The sinks is so named because halfway down the canyon, the waters of the Popo Agie (pronounced Po-Po-shuh), a rushing mountain river, abruptly turn and enter a large limestone cavern where the crashing water “sinks” into fissures and cracks at the back of the cave. A quarter mile down the road, the river emerges in a large calm pool called “The Rise.” It takes two hours for the water to go that ¼ mile. At the rise are hundreds of Rainbow and Brown trout, who wait to be fed by the onlookers who stand on the deck well above the river and throw pellets of food to them ($.25 a handful). More water exits to the rise than enters the sinks, so water must also be coming from somewhere else. Spelunkers have tried to swim its course, but the holes and cracks get way too small for a person to fit through, and even those that are big enough are clogged with plant debris. While Jeff and I were in the Visitor Center, a Native American man (admittedly not Crow) told us that Popo Agie is a Crow word for “good river.” The pamphlet says “there is confusion about its meaning, (but) most people believe it means “gurgling river.” Six in one, half dozen the other.

Our campsite was down a pathway from where we parked. We even had to cross a little wooden bridge. It was nice and private, though a bit of a haul for all our crap. We set up our tent about 20 feet from the Popo Agie, which flows with such strength, we had to yell a little to be heard over its noise. To one side of our site was a cliff covered with pines, to the other was a red rock cliff on which we looked for big horn sheep (but never saw any). Everywhere we looked, it was simply beautiful.

Another distinctive thing about this area besides its openness, and as opposed to New England, is the lack of rules and regulations.

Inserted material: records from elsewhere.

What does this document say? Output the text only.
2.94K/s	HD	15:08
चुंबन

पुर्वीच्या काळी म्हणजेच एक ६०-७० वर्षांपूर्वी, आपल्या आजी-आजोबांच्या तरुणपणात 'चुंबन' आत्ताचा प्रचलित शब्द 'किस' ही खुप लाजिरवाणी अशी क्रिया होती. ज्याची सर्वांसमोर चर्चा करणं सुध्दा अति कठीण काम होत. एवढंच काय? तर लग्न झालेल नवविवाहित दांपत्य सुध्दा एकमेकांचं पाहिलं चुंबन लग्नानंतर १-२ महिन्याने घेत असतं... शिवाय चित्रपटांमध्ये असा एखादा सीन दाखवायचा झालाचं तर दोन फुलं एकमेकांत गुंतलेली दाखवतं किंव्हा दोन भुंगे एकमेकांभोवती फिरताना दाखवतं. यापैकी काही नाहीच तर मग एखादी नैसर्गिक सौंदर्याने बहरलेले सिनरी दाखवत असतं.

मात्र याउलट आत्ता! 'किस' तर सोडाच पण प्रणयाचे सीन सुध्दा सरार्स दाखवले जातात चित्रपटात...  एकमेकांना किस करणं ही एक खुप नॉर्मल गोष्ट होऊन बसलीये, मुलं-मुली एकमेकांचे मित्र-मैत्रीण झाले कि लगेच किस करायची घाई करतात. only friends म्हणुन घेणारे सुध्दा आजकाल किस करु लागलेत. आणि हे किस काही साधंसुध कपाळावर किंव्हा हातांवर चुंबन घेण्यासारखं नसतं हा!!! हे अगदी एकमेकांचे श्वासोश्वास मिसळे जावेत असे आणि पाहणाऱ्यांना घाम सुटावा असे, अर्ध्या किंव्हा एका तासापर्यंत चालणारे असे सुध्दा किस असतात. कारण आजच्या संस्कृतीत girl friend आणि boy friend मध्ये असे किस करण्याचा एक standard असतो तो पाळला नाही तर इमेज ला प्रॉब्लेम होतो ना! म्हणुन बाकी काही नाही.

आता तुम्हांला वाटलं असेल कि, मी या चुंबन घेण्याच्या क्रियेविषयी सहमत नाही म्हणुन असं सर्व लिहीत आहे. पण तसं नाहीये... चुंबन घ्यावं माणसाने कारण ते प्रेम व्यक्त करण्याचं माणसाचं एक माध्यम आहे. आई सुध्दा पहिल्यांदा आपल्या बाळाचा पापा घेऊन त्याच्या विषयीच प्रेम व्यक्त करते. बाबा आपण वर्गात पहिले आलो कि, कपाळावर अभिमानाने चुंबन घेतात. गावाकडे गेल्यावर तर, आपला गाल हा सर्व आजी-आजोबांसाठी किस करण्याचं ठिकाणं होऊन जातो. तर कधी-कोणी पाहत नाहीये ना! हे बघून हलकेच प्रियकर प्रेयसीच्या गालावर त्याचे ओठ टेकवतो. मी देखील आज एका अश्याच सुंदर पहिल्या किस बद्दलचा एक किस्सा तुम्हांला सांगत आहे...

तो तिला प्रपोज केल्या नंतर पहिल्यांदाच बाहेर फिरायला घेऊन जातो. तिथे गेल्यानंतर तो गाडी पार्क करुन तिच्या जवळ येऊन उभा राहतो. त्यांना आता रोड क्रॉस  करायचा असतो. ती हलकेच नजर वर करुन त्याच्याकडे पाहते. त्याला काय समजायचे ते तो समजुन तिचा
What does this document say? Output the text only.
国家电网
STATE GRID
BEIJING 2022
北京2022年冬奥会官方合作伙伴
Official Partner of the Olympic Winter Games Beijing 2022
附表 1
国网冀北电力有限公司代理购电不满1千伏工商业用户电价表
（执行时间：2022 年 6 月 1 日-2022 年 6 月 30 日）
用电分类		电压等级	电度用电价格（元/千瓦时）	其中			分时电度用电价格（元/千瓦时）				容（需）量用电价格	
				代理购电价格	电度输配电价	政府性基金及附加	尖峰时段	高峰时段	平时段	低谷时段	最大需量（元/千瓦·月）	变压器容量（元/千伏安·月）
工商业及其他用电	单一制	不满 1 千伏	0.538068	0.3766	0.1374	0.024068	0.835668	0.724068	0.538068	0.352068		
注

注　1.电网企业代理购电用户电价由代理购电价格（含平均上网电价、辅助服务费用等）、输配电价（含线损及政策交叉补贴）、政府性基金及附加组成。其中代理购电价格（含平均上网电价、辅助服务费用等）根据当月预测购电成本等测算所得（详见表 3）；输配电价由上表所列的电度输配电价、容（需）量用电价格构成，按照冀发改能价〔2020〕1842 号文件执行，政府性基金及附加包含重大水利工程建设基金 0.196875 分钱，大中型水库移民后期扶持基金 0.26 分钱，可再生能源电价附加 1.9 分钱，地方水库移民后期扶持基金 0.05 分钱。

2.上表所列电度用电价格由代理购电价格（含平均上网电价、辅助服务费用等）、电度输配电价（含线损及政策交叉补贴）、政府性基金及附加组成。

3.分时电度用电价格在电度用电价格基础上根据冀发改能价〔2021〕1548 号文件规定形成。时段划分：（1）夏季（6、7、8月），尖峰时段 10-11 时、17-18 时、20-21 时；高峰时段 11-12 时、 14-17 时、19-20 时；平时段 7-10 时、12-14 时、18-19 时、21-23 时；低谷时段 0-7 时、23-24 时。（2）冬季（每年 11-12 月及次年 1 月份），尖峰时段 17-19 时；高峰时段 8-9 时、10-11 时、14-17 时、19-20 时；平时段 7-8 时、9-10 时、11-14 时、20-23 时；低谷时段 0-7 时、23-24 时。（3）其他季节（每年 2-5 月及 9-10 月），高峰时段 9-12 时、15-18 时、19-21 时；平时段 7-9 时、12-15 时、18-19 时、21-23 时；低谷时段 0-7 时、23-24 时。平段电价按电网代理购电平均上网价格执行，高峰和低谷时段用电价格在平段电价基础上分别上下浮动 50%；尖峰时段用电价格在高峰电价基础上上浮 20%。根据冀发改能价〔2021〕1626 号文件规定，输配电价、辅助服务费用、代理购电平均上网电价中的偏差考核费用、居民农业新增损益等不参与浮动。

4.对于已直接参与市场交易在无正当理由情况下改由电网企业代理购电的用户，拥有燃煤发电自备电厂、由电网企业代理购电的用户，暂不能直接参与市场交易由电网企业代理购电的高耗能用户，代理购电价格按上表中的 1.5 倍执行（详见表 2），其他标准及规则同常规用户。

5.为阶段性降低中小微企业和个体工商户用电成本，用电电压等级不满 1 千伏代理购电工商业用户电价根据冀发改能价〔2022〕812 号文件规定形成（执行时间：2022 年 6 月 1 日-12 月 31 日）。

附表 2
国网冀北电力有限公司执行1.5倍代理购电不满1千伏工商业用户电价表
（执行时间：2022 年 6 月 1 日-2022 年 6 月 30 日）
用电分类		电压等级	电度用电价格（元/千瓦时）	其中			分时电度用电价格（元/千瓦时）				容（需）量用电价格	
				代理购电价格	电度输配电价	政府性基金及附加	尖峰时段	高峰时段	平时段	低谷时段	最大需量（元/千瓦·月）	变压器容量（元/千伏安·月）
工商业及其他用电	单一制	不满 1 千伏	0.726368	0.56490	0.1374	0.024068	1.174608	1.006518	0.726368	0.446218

We camped right next to a rushing river, we walked right up to the edge of the sinks, with water rushing by, and never did we see a sign telling us to stay back, nor were there fences to keep us back. At the state campgrounds, there are no rules against drinking. The individual is allowed to make his/her own decisions out here, and then suffer any consequences that may ensue. Not like New England, where everyone has to worry about being sued so rules are everywhere. Just thought I’d add that observation.

We had a wonderfully relaxing evening. The boys rediscovered how interesting the books they’d been reading are. And Jeff and I sat out under the stars and sipped vodka Arnold Palmers. I noticed at one point that we were very near the road, but we couldn’t hear a single vehicle because of the noise of the river. We were all in bed and falling asleep by 11.

With the river so loud and so close by, everyone got a great night’s sleep – no fan or white noise machine needed. Except for me, of course. Around 1 a.m., I woke up thinking about how close we were to the road, how loud the river was, and how far away our van was. I’d left my purse and my computer in the van. Anyone could rob us, and we’d never know it. After debating whether or not to wake Jeff and see if he’d go get the stuff, I got myself up and wandered into the dark woods alone, just so I’d be able to sleep once my mission was accomplished. It wasn’t as frightening as I thought it would be, and once back in bed, I slept like a rock!